Gallery recidence, Toronto
Gallery recidence, Toronto

Interior design: Burdifilek
Project manager: Tom Yip
Project team: Michael Del Priore, John Seo, Sean Li, Tom Yip, Anna Nomerovsky, Anna Jurkiewicz, Yoonah Lee
Architecture & Contractor: Brennan Custom Homes
Stones: EDM Canada
Millwork: Armadi di Erik
Technical lighting consultant: Marcel Dion Lighting Design
Lighting: Burdifilek with Matthew McCormick Studio
Glass doors: Jeff Goodman Studio
Art consultant: Jane Corkin della Corkin Gallery
Photo credits: Doublespace, v2com

The impressive dwelling of over 2300 square meters, in a residential district of Toronto, has been one of the most gratifying challenges for the prize-winning Burdifilek, the Canadian interior design studio founded by Diego Burdi and Paul Filek. The inhabitants are a family that focuses on philanthropy, requiring spaces for events, concerts and dinners for various good causes. A remarkable attitude that Burdifilek has interpreted with daring contemporary style, in a perfect balance of aplomb and warmth.

Every room reveals great attention to detail, composition and beauty. And the result is a powerful aesthetic statement that is also highly functional. The various rooms are connected by the chromatic fluidity of natural wood varieties, the creamy nuances of French limestone, in a range of milky hues many of which have been borrowed from the world of high fashion.

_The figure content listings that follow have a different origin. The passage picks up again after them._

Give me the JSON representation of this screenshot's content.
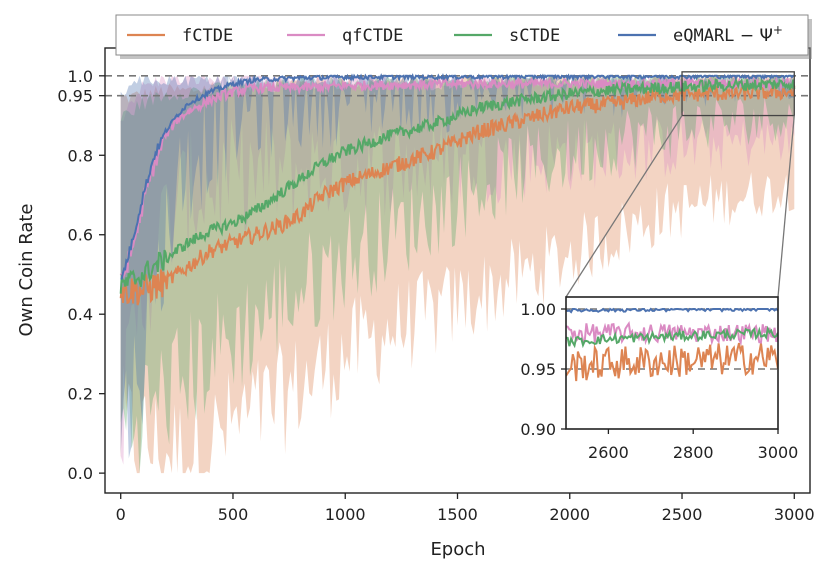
{
  "chart_data": {
    "type": "line",
    "title": "",
    "xlabel": "Epoch",
    "ylabel": "Own Coin Rate",
    "xlim": [
      -70,
      3070
    ],
    "ylim": [
      -0.05,
      1.07
    ],
    "xticks": [
      0,
      500,
      1000,
      1500,
      2000,
      2500,
      3000
    ],
    "yticks": [
      0.0,
      0.2,
      0.4,
      0.6,
      0.8,
      0.95,
      1.0
    ],
    "ytick_labels": [
      "0.0",
      "0.2",
      "0.4",
      "0.6",
      "0.8",
      "0.95",
      "1.0"
    ],
    "reference_lines": [
      1.0,
      0.95
    ],
    "legend": {
      "placement": "top",
      "entries": [
        "fCTDE",
        "qfCTDE",
        "sCTDE",
        "eQMARL"
      ]
    },
    "series": [
      {
        "name": "fCTDE",
        "legend_label": "fCTDE",
        "color": "#dd8452",
        "x": [
          0,
          100,
          200,
          300,
          400,
          500,
          600,
          700,
          800,
          900,
          1000,
          1200,
          1400,
          1600,
          1800,
          2000,
          2200,
          2400,
          2600,
          2800,
          3000
        ],
        "y": [
          0.46,
          0.46,
          0.48,
          0.52,
          0.56,
          0.58,
          0.6,
          0.62,
          0.65,
          0.7,
          0.73,
          0.77,
          0.81,
          0.86,
          0.89,
          0.92,
          0.93,
          0.95,
          0.955,
          0.957,
          0.96
        ],
        "band_low": [
          0.1,
          0.08,
          0.05,
          0.05,
          0.08,
          0.12,
          0.15,
          0.18,
          0.22,
          0.26,
          0.3,
          0.36,
          0.4,
          0.45,
          0.5,
          0.55,
          0.6,
          0.65,
          0.68,
          0.7,
          0.72
        ],
        "band_high": [
          0.95,
          0.96,
          0.97,
          0.97,
          0.98,
          0.98,
          0.98,
          0.99,
          0.99,
          0.99,
          0.99,
          0.99,
          1.0,
          1.0,
          1.0,
          1.0,
          1.0,
          1.0,
          1.0,
          1.0,
          1.0
        ]
      },
      {
        "name": "qfCTDE",
        "legend_label": "qfCTDE",
        "color": "#da8bc3",
        "x": [
          0,
          50,
          100,
          150,
          200,
          250,
          300,
          400,
          500,
          600,
          800,
          1000,
          1500,
          2000,
          2500,
          3000
        ],
        "y": [
          0.48,
          0.56,
          0.68,
          0.78,
          0.85,
          0.89,
          0.91,
          0.94,
          0.96,
          0.97,
          0.97,
          0.975,
          0.98,
          0.98,
          0.98,
          0.98
        ],
        "band_low": [
          0.1,
          0.3,
          0.45,
          0.55,
          0.62,
          0.66,
          0.7,
          0.72,
          0.74,
          0.75,
          0.76,
          0.77,
          0.78,
          0.8,
          0.82,
          0.84
        ],
        "band_high": [
          0.9,
          0.95,
          0.98,
          0.99,
          1.0,
          1.0,
          1.0,
          1.0,
          1.0,
          1.0,
          1.0,
          1.0,
          1.0,
          1.0,
          1.0,
          1.0
        ]
      },
      {
        "name": "sCTDE",
        "legend_label": "sCTDE",
        "color": "#55a868",
        "x": [
          0,
          100,
          200,
          300,
          400,
          500,
          600,
          700,
          800,
          900,
          1000,
          1200,
          1400,
          1600,
          1800,
          2000,
          2200,
          2400,
          2600,
          2800,
          3000
        ],
        "y": [
          0.47,
          0.5,
          0.54,
          0.58,
          0.61,
          0.63,
          0.66,
          0.7,
          0.74,
          0.78,
          0.81,
          0.85,
          0.88,
          0.92,
          0.94,
          0.955,
          0.965,
          0.97,
          0.975,
          0.978,
          0.98
        ],
        "band_low": [
          0.12,
          0.15,
          0.2,
          0.25,
          0.3,
          0.34,
          0.38,
          0.42,
          0.46,
          0.5,
          0.54,
          0.6,
          0.66,
          0.72,
          0.77,
          0.8,
          0.84,
          0.86,
          0.88,
          0.89,
          0.9
        ],
        "band_high": [
          0.9,
          0.94,
          0.96,
          0.97,
          0.97,
          0.98,
          0.98,
          0.98,
          0.99,
          0.99,
          0.99,
          0.99,
          0.99,
          1.0,
          1.0,
          1.0,
          1.0,
          1.0,
          1.0,
          1.0,
          1.0
        ]
      },
      {
        "name": "eQMARL",
        "legend_label": "eQMARL",
        "color": "#4c72b0",
        "x": [
          0,
          50,
          100,
          150,
          200,
          250,
          300,
          400,
          500,
          600,
          800,
          1000,
          1500,
          2000,
          2500,
          3000
        ],
        "y": [
          0.48,
          0.58,
          0.7,
          0.8,
          0.86,
          0.9,
          0.93,
          0.96,
          0.98,
          0.99,
          0.995,
          0.997,
          0.998,
          0.999,
          0.999,
          1.0
        ],
        "band_low": [
          0.1,
          0.2,
          0.3,
          0.45,
          0.6,
          0.7,
          0.78,
          0.85,
          0.9,
          0.93,
          0.95,
          0.96,
          0.97,
          0.98,
          0.98,
          0.99
        ],
        "band_high": [
          0.95,
          1.0,
          1.0,
          1.0,
          1.0,
          1.0,
          1.0,
          1.0,
          1.0,
          1.0,
          1.0,
          1.0,
          1.0,
          1.0,
          1.0,
          1.0
        ]
      }
    ],
    "inset": {
      "xlim": [
        2500,
        3000
      ],
      "ylim": [
        0.9,
        1.01
      ],
      "xticks": [
        2600,
        2800,
        3000
      ],
      "yticks": [
        0.9,
        0.95,
        1.0
      ],
      "ytick_labels": [
        "0.90",
        "0.95",
        "1.00"
      ],
      "reference_lines": [
        1.0,
        0.95
      ],
      "zoom_region": {
        "x": [
          2500,
          3000
        ],
        "y": [
          0.9,
          1.01
        ]
      }
    }
  }
}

An extremely soft atmosphere surrounds the personal and social life of the clients. The effect also relies on the use of fine fabrics for the walls, like cashmere and silk, or for the floors, decorated by carpets at various points. The one at the main entrance covers a large portion of the wooden cladding, and has been designed by Burdi with a gradual shading of color, from silver to intense charcoal at the edges.

The house features the presence of works of art, chosen by Burdi in galleries and showrooms in London, Paris and New York. There are pieces by Donald Judd and Vincent Dubourg from the 20th century, and a work placed directly inside the fireplace, with its sculptural image free of mantles: a series of jagged forms in bronze, resembling a small mountain range flooded with flames, when in use, or sharply outlined at other times.

It should come as no surprise that statuary elements are even found in the architecture, approached as the loftiest dimension of the residence. For example, the large hall is made with a portal of over 4 meters. And the staircase in stone, sculpted by hand, winds in a spiral across three levels, its sinuous curves embracing a suspension lamp in ground glass descending for nine meters from the ceiling. Created with the Canadian lighting designer Matthew McCormick, the enormous luminous presence is composed of convex pieces of glass inserted with the same technique utilized for setting precious gemstones into jewelry.

Two adjacent spaces, the solarium and the dining room, have been formulated for greater privacy, separated only by a series of doors in molded glass made to measure by Jeff Goodman Studio. The first is a glass box that contains limited-edition furnishings and four potted trees, in visual contact with the external wall covered with climbing plants.

The second is equipped with sound-absorbing walls, four personalized cabinets reflecting a Chinese influence, and a lighting system built into the ceiling that becomes a focal point.

There are no moments of hesitation in the excellent choice of materials and finishes. Even in the kitchen, featuring a worktop in translucent quartzite, or in the bedrooms, with facings in brushed Baltic pine and a French blue color for the walls, chairs and sheets.